Noi due

BUON DRAMMA ISRAELIANO CHE VA DRITTO AL CUORE DI UNA STORIA ESSENZIALE E STRAZIANTE.

Recensione di Tommaso Tocci
mercoledì 9 febbraio 2022

Uri è un ragazzo israeliano affetto da autismo. Vive con il padre Aharon, che si prende cura di lui e di ogni suo bisogno con dedizione totale, al punto da aver messo da parte la carriera per stare a fianco del figlio. La madre di Uri, Tamara, vive lontano e non ha lo stesso rapporto con il ragazzo, ma insiste perché Uri si trasferisca in un istituto specializzato per farlo stare a contatto con persone della sua età. Padre e figlio però hanno una relazione troppo stretta, e Aharon fa di tutto per impedire che Uri gli venga portato via.

Raramente si vedono film incentrati in modo così totale sulle sfumature di un rapporto padre-figlio, specialmente se non sono dominati da un conflitto sui codici tradizionali della mascolinità.

In soccorso viene la nuova opera di Nir Bergman, regista israeliano noto per essere tra i realizzatori di Be’tipul, serie che ha dato origine alle varie versioni internazionali di In treatment. Tale sensibilità per l’asciugatura e il risalto del linguaggio drammatico trova un felice incontro con il lavoro della sceneggiatrice Dana Idisis, a cui va il merito (che affonda nell’esperienza diretta) di un trattamento del tema dell’autismo realistico e complesso, capace di occuparsi anche delle discriminazioni e dello smantellamento dei luoghi comuni in materia.

Pur senza brillare dal punto di vista dell’inventiva e del rigore formale, tra le mani di Bergman il materiale viene trattato con delicatezza e con la capacità di mettere da parte tutto ciò che non è necessario, andando dritto al cuore di una storia essenziale e straziante.

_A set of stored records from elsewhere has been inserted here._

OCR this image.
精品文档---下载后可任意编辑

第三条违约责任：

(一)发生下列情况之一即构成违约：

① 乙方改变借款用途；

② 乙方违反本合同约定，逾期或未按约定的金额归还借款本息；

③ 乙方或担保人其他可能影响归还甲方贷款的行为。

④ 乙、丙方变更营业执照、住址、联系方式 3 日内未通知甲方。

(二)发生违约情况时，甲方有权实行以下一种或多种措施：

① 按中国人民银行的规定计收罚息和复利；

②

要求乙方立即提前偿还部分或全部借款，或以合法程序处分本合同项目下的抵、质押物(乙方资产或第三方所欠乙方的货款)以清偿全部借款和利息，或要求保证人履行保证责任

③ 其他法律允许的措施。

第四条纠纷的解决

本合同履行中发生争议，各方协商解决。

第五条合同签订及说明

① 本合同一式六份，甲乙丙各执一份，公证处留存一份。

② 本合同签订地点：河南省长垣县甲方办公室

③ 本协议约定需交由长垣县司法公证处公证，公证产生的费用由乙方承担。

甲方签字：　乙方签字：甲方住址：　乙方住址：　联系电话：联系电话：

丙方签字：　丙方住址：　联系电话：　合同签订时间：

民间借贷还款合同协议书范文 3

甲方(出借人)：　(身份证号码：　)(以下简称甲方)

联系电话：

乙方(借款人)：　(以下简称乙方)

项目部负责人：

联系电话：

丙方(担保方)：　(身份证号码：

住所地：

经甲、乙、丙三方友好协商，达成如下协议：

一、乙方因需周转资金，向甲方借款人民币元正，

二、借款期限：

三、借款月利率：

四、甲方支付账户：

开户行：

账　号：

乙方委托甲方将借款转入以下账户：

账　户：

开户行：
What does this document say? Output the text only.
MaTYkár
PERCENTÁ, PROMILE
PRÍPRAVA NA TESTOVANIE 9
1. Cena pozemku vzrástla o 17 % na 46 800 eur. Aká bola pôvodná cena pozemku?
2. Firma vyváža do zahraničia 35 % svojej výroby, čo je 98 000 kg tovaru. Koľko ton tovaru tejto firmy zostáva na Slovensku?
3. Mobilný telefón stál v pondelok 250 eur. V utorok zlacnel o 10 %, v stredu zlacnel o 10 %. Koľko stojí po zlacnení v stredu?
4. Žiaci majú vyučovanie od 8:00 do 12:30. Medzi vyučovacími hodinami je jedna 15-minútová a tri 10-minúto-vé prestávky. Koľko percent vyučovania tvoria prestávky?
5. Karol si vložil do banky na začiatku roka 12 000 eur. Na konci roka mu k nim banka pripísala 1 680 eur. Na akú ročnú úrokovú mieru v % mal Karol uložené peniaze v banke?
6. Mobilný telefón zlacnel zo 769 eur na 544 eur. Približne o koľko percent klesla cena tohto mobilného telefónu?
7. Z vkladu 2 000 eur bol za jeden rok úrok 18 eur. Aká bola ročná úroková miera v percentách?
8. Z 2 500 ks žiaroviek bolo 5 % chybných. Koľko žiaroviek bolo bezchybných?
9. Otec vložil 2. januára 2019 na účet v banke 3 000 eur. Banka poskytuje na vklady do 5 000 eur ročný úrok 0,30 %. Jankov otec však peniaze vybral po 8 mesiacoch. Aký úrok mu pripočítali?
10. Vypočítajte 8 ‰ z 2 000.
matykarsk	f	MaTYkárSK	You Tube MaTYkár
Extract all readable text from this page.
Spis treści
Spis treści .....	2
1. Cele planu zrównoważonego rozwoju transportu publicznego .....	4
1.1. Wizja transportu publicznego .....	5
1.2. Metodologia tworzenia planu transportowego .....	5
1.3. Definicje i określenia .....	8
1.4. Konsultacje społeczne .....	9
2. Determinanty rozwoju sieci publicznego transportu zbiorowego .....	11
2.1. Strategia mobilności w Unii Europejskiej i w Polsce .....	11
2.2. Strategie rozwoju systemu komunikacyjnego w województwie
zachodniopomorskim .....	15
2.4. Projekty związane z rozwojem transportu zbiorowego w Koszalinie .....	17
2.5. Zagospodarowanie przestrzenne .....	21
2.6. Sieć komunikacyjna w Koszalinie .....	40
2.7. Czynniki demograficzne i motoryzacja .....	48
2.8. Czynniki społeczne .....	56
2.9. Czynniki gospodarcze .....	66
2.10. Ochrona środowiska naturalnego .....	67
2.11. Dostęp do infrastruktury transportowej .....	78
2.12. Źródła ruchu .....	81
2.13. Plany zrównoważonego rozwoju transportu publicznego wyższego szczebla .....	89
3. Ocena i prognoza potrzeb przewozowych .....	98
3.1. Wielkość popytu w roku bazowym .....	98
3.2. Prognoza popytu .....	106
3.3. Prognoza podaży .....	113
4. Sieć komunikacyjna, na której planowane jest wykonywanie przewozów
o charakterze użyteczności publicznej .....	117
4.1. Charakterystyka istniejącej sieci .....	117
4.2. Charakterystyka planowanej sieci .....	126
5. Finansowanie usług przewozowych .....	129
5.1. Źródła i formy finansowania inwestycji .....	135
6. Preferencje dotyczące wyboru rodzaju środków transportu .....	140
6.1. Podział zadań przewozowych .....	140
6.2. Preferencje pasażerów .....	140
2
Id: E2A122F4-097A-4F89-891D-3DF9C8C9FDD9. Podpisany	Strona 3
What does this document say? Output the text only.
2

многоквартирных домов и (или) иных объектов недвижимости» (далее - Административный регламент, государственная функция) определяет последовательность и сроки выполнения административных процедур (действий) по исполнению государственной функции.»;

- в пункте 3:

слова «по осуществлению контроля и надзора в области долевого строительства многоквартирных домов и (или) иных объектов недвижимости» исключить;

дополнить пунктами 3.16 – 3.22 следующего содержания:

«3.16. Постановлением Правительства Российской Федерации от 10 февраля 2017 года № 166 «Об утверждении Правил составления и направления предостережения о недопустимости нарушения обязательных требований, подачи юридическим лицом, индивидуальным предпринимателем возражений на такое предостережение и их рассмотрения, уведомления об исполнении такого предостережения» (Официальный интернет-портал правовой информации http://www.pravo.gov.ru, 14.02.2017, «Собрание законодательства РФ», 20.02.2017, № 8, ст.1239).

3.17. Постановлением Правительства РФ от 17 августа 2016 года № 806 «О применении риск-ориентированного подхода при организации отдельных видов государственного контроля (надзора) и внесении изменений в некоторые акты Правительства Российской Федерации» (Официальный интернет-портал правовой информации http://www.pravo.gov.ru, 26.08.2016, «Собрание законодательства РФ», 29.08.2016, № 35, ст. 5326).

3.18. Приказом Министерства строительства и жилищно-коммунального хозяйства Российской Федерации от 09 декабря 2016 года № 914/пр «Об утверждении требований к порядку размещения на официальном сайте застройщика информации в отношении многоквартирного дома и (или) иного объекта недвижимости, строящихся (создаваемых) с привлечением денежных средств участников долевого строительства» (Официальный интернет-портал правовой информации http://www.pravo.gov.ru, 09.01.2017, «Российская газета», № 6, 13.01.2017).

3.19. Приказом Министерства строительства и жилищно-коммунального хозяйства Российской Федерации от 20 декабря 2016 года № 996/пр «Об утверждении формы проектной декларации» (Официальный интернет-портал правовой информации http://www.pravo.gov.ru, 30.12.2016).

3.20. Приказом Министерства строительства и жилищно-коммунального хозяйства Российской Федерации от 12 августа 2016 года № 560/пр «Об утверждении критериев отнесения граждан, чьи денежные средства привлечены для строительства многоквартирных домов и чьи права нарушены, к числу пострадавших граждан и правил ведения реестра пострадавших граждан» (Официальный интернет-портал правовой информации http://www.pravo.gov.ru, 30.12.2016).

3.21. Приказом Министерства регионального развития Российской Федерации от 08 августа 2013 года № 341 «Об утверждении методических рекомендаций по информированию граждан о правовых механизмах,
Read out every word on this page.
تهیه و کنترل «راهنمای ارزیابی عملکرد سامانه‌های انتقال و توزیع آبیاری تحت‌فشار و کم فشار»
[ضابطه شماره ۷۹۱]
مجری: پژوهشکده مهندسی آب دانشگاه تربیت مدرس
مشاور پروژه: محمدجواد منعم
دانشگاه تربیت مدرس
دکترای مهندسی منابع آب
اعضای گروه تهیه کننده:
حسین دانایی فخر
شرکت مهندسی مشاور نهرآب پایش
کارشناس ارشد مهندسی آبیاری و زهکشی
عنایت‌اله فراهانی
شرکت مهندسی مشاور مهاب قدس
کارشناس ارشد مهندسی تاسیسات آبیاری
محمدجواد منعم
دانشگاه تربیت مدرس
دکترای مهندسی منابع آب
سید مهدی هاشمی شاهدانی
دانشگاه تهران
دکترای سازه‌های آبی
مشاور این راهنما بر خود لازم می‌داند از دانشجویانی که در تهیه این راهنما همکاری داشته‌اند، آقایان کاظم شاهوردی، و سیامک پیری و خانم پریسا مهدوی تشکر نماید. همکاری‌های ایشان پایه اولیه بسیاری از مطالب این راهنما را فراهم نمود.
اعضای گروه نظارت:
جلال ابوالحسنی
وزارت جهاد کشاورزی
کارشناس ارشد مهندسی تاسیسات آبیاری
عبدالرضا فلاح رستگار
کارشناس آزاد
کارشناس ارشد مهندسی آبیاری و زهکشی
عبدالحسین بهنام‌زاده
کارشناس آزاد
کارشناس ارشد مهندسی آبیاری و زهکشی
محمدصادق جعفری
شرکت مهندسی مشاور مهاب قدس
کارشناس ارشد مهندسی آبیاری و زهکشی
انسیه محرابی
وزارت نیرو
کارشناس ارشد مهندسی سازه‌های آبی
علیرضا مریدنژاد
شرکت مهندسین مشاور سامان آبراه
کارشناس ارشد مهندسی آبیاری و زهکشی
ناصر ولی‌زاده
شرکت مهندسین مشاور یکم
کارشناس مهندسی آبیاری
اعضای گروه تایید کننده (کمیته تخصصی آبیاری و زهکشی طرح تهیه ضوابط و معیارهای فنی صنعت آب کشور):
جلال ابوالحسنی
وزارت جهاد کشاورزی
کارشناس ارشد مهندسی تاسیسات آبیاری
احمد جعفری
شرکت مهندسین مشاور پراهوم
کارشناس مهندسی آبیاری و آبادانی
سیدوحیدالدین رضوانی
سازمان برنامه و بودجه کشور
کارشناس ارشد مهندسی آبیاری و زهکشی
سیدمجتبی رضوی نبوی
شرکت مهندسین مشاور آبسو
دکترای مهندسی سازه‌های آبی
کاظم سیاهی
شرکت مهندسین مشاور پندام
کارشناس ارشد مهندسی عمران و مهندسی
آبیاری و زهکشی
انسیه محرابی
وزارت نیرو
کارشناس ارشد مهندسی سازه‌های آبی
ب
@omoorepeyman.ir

Il rapporto tra Uri e Aharon è denso e sempre tangibile, con particolare attenzione ai gesti quotidiani: lo dimostrano le scene che ritraggono i due in bicicletta, o nudi davanti allo specchio mentre si radono cantando “Gloria” di Umberto Tozzi. Quanto c’è di buono nel loro amore reciproco è subito evidente tra le pieghe delle interpretazioni (bravissimi Shai Avivi e Noam Imber), e altrettanto palesemente lascia poi graduale spazio a un ritratto di padre che ha più bisogno del figlio di quanto egli non ne abbia di lui, e che sa come tenerlo stretto a sé con la semplice preparazione di un piatto di pasta, a spese di una madre che cerca gentilmente di separarli.